“This is all very interesting, Mr. Cowan”—Harvey D. had become uneasy in his chair, and had twice risen to put straight a photograph of the Whipple block that hung on the opposite wall—“but what we would like to get at—”
“I know, I know”—Dave silenced him with a wave of the calabash—“you want to know what it’s all about—what it’s coming to, what we’re here for. Well, I can tell you a little. There used to be a catch in it that bothered me, but I figured her out. Old Evolution is producing an organism that will find the right balance and perpetuate itself eternally. It’s trying every way it knows to get these cells of protoplasm into some form that will change without dying. Simple enough, only it takes time. Think how long it took to get us this far out of something you can’t see without glasses! But forget about time. Our time don’t mean anything out there in the real world. Say we been produced in one second from nothing; well, think what we’ll become in another ten seconds. We’ll have our balance by that time. This protoplasm does what it’s told to do—that’s how it made eyes for us to see, and ears to hear, and brains to think with—so by that time we’ll be really living; we’ll have a form that’s plastic, and can change round to meet any change of environment, so we won’t have to die if it gets too cold or too hot. We want to live—we all want to live; by that time we’ll be able to go on living.
“Of course we won’t be looking much like we are now, we’re pretty clumsy machines so far. I suppose, for one thing, we’ll be getting our nourishment straight from the elements instead of taking it through plants and animals. We’ll be as superior to what we are now as he is to a hoptoad.” The speaker indicated Sharon Whipple with the calabash. Sharon wriggled self-consciously. “And pretty soon people will forget that any one ever died; they won’t believe it when they read it in old books; they won’t understand it. This time is coming, as near as I can figure it, in seven hundred and fifty thousand years. That is, in round numbers, it might be an odd hundred thousand years more or less. Of course I can’t be precise in such a matter.”
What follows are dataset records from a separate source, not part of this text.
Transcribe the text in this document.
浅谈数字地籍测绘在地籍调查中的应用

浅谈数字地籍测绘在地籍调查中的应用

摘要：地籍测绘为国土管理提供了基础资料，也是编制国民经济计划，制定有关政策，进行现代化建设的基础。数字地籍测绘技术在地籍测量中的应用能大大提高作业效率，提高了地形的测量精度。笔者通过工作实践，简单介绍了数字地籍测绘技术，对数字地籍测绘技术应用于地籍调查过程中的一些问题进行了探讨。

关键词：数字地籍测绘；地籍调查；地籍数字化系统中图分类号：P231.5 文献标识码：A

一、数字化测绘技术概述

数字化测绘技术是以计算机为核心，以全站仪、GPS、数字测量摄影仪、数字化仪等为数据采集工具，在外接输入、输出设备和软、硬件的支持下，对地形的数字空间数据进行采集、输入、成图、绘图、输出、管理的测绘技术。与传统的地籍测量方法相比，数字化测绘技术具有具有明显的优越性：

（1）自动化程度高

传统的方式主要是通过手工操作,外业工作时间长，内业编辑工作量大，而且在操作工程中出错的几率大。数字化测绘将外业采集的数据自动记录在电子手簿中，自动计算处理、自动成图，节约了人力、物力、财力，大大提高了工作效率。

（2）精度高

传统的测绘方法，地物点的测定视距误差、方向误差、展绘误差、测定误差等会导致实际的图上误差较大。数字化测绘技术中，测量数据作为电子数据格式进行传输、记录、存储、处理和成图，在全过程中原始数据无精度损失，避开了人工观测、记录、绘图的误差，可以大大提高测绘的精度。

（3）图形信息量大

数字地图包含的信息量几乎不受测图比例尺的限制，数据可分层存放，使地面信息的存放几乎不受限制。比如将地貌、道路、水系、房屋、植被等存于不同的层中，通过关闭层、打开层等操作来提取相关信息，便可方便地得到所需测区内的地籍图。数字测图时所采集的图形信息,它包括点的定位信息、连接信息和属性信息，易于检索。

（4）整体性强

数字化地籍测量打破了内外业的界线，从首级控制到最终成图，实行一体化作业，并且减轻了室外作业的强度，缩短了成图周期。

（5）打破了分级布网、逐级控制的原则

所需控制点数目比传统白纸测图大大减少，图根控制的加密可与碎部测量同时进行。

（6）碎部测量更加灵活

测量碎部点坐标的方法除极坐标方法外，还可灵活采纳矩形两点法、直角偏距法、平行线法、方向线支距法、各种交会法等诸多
“Of course not,” murmured Harvey D., sympathetically; “but what we were wanting to get at—”
“Of course,” resumed the lecturer, “I know there’s still a catch in it. You say, ‘What does it mean after that?’ Well, I’ll be honest with you, I haven’t been able to figure it out much farther. We’ll go on and on till this earth dries up, and then we’ll move to another, or build one—I can’t tell which—and all the time we’re moving round something, but I don’t know what or why. I only know it’s been going on forever—this life thing—and we’re a little speck in the current, and it will keep going on forever.
“But you can bet this: It will always go on by competition. There won’t ever be any Utopia, like these holy rollers can lay out for you in five minutes. I been watching union labour long enough to know that. But she’s a grand scheme. I’m glad I got this little look at it. I wouldn’t change it in any detail, not if you come to me with full power. I couldn’t think of any better way than competition, not if I took a life-time to it. It’s a sporty proposition.”